A critical soundness bug in Zcash's Orchard shielded pool — one that could have allowed silent, undetectable inflation of $ZEC supply — was discovered by security researcher Taylor Hornby of Shielded Labs on May 29, 2026, triggering a sell-off that erased more than $4 billion in market capitalization and sent the token down roughly 60%. The flaw had been live since Orchard launched in May 2022, leaving roughly four years of exposure before a patch was deployed.

What the Bug Actually Did

The vulnerability was a missing constraint in Zcash's Orchard circuit, the cryptographic component underpinning private transactions in the protocol. Without that constraint, a malicious prover could spend the same shielded note more than once while generating a different nullifier each time — effectively counterfeiting ZEC inside the Orchard pool with no on-chain fingerprint to trace. Nullifiers are the mechanism Zcash uses to prevent double-spends; defeating them silently is about as serious as protocol bugs get.

Hornby confirmed the flaw's viability by building a full proof-of-concept in Zcash's local regtest environment. In that test, an Orchard note was doubled repeatedly until a test wallet balance exceeded 10 million ZEC. Those transactions were never broadcast to mainnet or testnet, but regtest applies identical validation rules — meaning the same exploit path was available on the live network for the entire four-year window.

How an AI Agent Found It First

The mechanism of discovery is the part of this story that will draw the most attention in security circles. Hornby built a custom agent framework he called "zcash-full-stack-auditor," powered by Anthropic's Claude Opus 4.8, released just one day earlier on May 28. The agent was configured for maximum effort and pointed directly at the halo2 implementation and Orchard circuit, tasked with hunting soundness and zero-knowledge security flaws.

At approximately 6 p.m. on May 29, one of the audit agents flagged a potential double-spend in Orchard notes.

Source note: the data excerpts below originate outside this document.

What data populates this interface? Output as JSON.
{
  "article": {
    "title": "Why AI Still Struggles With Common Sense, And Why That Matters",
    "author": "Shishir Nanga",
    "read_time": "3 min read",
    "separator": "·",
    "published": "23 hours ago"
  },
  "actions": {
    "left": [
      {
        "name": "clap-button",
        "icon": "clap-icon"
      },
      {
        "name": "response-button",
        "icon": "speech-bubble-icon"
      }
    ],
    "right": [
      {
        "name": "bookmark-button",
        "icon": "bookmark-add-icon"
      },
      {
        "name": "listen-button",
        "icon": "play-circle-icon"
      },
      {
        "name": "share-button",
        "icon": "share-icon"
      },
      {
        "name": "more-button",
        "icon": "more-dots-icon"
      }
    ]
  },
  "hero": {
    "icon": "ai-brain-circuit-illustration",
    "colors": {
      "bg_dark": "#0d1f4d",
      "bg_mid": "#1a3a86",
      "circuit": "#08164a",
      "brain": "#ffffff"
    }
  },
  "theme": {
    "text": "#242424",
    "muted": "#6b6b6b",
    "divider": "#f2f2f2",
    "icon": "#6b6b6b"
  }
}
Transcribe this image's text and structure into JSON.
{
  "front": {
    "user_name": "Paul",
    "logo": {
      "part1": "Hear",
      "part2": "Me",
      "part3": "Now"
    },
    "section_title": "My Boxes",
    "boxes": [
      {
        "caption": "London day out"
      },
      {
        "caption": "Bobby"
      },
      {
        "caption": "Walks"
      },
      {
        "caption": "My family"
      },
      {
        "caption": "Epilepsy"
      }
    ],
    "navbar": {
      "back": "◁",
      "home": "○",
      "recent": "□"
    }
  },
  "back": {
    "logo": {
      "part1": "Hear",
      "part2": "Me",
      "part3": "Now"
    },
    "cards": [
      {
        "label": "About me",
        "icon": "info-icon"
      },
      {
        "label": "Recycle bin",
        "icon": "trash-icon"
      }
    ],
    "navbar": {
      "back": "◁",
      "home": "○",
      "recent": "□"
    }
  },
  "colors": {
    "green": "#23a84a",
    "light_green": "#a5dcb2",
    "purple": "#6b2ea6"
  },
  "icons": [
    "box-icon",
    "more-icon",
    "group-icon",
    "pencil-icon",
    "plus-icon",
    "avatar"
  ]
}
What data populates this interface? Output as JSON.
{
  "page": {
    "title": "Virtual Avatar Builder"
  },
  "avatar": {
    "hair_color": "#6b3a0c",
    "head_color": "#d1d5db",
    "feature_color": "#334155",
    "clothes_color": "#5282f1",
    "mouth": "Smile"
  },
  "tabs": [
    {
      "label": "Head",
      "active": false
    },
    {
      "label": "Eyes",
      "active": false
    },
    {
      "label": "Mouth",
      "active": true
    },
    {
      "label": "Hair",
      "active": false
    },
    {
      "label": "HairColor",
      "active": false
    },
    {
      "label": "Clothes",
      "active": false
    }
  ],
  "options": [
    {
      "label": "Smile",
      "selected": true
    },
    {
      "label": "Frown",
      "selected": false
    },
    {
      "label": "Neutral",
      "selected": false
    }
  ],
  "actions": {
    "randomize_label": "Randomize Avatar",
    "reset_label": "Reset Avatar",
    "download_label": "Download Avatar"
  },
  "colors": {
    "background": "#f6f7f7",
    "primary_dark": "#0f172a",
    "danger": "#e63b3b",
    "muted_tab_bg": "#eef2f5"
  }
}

Hornby then used Claude to help write initial proof-of-concept code against a similar circuit before verifying it against the real Orchard circuit. The full PoC, per the official disclosure, took roughly six hours to complete — with the model requiring minimal guidance beyond a few directional hints.

What This Does and Does Not Mean

The framing worth resisting is that AI independently compromised a blockchain protocol. Hornby is a specialist security researcher; the audit was purpose-built and narrowly targeted. What the case does demonstrate is that frontier models are beginning to compress materially the time required to move from hypothesis to working exploit in complex cryptographic systems. For $ZEC holders, the relevant question is a simpler one: who was in a position to run that same audit during the four years the bug sat quietly in the circuit.